Avant le forum avec les banquiers, l’idée du chancelier d’introduire une «contribution de solidarité» équivalente à un pourcentage compris entre 0,7 et 1,0% sur les avoirs des banques, inspirée de la proposition du président américain Barack Obama, s’était heurtée récemment à l’opposition véhémente du secteur financier en Autriche.

«C’est au gouvernement de décider, de même qu’il appartient aussi au parlement de décider d’introduire un impôt sur les revenus des banques. Cela ne relève pas des patrons des banques», a lancé le chancelier à la sortie de la rencontre avec les banquiers.

Les banques ont été invitées à ce forum «non pas pour donner leur accord […] mais pour participer aux discussions sur les effets» potentiels d’une telle contribution, a ajouté le chancelier. «Pour nous il est clair que pour des raisons d’équité les banques et le secteur financier doivent contribuer à la consolidation du budget de l’Etat», a souligné le ministre des Finances Josef Proell de son côté.

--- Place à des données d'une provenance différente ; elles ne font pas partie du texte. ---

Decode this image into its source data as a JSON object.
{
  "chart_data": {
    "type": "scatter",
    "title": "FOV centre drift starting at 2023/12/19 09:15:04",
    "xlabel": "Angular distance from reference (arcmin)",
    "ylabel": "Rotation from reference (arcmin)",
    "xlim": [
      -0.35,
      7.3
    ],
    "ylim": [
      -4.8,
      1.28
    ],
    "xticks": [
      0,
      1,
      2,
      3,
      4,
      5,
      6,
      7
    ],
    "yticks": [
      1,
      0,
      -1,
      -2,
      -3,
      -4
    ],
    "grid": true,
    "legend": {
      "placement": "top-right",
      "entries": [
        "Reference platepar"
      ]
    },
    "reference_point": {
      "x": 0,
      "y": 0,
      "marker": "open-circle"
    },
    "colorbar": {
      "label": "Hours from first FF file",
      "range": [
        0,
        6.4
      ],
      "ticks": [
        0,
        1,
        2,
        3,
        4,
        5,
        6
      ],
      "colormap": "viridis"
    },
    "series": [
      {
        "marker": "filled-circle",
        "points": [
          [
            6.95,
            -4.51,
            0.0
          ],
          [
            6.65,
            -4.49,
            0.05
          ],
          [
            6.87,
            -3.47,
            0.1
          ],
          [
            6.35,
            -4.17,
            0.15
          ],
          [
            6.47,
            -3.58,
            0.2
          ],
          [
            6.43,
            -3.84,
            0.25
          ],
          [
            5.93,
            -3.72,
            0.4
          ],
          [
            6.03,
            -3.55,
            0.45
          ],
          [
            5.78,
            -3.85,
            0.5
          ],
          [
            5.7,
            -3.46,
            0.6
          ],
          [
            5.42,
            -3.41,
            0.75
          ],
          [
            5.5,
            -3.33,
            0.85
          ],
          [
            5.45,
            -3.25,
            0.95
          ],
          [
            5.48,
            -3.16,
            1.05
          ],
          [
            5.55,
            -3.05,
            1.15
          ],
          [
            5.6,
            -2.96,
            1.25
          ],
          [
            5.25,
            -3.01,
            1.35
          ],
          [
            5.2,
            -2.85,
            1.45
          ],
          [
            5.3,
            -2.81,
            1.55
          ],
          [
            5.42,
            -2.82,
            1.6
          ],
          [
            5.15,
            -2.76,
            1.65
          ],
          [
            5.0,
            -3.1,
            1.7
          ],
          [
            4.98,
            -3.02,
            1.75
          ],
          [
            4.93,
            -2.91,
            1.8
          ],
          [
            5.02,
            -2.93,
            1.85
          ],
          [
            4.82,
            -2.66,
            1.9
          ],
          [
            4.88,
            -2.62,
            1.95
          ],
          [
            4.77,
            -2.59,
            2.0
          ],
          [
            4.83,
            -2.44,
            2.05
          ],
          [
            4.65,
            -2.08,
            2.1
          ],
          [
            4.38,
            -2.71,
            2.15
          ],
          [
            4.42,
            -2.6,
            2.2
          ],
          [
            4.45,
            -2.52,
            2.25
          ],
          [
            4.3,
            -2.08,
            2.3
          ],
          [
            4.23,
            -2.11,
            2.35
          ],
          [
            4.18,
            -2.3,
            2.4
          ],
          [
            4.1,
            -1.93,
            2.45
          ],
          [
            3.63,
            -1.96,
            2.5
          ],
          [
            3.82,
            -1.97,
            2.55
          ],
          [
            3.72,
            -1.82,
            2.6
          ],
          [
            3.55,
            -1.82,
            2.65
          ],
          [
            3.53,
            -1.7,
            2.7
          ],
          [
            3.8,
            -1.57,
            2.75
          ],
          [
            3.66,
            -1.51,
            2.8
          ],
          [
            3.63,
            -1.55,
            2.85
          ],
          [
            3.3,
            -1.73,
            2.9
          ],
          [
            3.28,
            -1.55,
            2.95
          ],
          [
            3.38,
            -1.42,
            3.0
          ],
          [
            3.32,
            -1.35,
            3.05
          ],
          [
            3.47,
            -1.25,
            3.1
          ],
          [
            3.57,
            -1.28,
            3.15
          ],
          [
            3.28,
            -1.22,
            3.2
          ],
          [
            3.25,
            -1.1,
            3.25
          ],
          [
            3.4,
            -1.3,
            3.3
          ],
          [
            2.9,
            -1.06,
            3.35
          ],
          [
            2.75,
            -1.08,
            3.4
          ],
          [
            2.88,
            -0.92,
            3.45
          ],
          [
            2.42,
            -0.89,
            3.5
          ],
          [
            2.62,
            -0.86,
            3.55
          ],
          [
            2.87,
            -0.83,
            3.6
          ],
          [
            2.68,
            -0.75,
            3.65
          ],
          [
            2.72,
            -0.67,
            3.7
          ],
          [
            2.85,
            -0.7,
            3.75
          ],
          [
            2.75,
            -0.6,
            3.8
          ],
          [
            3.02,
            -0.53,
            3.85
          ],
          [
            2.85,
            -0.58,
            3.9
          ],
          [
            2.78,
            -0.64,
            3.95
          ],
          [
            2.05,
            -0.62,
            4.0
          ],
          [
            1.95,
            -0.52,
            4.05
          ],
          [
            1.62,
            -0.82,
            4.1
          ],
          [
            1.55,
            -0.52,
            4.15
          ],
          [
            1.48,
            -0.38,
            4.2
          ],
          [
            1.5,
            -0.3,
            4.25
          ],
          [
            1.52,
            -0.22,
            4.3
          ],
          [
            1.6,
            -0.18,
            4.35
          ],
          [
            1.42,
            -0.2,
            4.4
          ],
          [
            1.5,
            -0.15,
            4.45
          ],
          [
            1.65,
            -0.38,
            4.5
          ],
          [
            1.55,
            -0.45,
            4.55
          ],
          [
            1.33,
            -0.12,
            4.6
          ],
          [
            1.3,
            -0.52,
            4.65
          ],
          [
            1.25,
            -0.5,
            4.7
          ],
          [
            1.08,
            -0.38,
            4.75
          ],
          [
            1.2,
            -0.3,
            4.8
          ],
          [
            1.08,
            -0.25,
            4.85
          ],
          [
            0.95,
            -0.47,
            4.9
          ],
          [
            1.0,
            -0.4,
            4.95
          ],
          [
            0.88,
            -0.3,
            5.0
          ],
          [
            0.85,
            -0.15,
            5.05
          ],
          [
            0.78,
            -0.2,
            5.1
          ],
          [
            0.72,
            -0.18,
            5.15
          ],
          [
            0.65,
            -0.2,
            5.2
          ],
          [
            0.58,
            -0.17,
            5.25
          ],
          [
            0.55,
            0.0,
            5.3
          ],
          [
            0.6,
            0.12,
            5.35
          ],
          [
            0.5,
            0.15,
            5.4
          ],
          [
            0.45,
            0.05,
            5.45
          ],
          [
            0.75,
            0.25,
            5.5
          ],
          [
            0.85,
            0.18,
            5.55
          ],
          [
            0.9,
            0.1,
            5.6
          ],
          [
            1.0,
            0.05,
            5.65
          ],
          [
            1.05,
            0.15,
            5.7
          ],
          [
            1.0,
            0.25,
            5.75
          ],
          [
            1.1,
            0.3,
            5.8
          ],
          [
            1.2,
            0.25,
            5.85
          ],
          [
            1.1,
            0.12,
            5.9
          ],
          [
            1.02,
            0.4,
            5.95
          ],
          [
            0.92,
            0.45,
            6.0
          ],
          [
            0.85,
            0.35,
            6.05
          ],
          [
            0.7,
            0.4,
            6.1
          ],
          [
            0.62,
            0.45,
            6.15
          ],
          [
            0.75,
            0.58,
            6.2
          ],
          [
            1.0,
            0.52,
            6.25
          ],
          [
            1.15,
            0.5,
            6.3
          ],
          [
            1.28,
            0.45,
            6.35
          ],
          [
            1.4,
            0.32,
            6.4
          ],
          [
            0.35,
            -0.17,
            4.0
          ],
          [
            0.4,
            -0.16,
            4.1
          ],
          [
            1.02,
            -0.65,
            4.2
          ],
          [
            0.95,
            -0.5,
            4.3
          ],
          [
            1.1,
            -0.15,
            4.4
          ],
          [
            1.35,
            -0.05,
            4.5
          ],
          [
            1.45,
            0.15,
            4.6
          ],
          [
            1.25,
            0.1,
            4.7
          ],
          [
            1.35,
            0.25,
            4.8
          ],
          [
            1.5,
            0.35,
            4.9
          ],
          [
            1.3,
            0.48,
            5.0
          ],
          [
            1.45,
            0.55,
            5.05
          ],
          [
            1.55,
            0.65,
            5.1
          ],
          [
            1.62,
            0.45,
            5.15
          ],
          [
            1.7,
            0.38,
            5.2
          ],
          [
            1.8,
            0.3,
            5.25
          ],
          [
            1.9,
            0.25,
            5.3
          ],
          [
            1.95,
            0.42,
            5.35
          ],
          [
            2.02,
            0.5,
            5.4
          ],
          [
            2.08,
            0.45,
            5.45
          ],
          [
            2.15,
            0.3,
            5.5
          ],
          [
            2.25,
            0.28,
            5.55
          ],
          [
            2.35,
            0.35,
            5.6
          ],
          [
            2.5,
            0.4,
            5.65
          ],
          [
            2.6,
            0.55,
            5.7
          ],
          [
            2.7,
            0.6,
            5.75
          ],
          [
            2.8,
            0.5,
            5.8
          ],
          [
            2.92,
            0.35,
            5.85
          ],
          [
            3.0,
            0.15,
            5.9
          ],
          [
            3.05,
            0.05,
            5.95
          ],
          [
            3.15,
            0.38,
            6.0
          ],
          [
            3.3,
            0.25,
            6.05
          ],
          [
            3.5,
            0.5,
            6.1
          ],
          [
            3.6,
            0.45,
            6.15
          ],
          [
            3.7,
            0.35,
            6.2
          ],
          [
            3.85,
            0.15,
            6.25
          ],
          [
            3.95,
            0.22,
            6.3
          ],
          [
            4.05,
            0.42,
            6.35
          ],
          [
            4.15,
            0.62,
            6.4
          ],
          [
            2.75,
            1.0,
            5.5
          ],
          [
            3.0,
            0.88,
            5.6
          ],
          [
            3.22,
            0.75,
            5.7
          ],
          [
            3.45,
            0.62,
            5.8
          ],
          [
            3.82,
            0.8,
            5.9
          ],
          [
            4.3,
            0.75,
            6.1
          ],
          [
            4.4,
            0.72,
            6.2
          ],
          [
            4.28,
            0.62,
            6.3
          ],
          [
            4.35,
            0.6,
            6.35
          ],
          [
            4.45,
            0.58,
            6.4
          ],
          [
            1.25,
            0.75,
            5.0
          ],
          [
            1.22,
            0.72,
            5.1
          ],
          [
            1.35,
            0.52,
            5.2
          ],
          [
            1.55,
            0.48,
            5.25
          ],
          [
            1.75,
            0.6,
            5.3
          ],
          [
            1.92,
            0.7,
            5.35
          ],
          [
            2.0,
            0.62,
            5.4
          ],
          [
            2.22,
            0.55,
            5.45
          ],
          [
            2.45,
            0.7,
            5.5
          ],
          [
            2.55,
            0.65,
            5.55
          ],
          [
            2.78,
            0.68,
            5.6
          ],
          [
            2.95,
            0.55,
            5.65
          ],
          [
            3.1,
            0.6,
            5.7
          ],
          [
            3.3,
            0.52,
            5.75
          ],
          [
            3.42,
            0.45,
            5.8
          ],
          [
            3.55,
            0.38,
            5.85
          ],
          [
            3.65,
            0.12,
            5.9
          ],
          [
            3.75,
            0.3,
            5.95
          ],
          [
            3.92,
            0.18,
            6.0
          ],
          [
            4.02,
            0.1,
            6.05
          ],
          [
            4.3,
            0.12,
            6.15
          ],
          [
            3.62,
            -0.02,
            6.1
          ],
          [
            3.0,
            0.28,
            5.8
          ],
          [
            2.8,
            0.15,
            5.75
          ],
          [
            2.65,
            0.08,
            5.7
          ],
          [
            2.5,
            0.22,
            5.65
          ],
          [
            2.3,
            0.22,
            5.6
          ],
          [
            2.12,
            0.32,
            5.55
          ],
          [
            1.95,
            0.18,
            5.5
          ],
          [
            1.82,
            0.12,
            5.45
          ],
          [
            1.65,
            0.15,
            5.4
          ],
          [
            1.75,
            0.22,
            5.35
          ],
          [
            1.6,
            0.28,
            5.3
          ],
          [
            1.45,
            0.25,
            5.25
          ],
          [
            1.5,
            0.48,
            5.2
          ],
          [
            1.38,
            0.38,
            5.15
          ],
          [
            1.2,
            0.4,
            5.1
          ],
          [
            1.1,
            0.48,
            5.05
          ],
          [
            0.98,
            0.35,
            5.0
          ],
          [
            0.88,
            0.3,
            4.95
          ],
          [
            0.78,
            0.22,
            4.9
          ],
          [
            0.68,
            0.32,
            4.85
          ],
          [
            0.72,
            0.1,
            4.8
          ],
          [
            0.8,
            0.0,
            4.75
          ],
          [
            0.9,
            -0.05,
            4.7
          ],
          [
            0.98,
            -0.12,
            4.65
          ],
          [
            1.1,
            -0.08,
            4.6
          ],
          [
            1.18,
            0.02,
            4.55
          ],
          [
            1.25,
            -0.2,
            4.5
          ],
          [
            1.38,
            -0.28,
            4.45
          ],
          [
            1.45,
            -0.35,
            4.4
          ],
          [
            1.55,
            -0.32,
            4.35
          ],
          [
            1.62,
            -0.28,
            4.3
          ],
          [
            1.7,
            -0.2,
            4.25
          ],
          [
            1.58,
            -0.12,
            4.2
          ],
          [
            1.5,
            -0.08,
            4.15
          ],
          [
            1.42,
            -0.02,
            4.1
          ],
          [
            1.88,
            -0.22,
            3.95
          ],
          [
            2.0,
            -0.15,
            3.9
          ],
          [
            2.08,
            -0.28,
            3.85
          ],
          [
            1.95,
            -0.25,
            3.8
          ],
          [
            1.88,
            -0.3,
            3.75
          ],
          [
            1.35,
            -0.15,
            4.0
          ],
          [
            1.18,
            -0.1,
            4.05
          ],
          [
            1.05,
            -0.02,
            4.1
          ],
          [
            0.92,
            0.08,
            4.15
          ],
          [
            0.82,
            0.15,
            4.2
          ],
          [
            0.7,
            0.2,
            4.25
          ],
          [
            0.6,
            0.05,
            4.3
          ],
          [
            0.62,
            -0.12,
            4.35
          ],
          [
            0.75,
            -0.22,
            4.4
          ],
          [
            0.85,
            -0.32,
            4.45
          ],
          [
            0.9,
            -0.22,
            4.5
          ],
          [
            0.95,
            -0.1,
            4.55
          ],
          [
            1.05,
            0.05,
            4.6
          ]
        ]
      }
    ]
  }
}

Les deux dirigeants ont indiqué qu’un groupe de travail allait mettre au point les détails de cet impôt, son montant exact et le délai pour son introduction.

Cet impôt pourrait rapporter près de 500 millions d’euros à l’Etat par an à partir de 2011, selon M. Faymann soulignant que «le plus tôt sera le mieux.» Il a aussi insisté sur le fait que Vienne n’attendra pas qu’une décision en ce sens ait été prise au niveau de l’Union européenne même si «une décision de l’UE est toujours meilleure que celle prise individuellement par un pays.»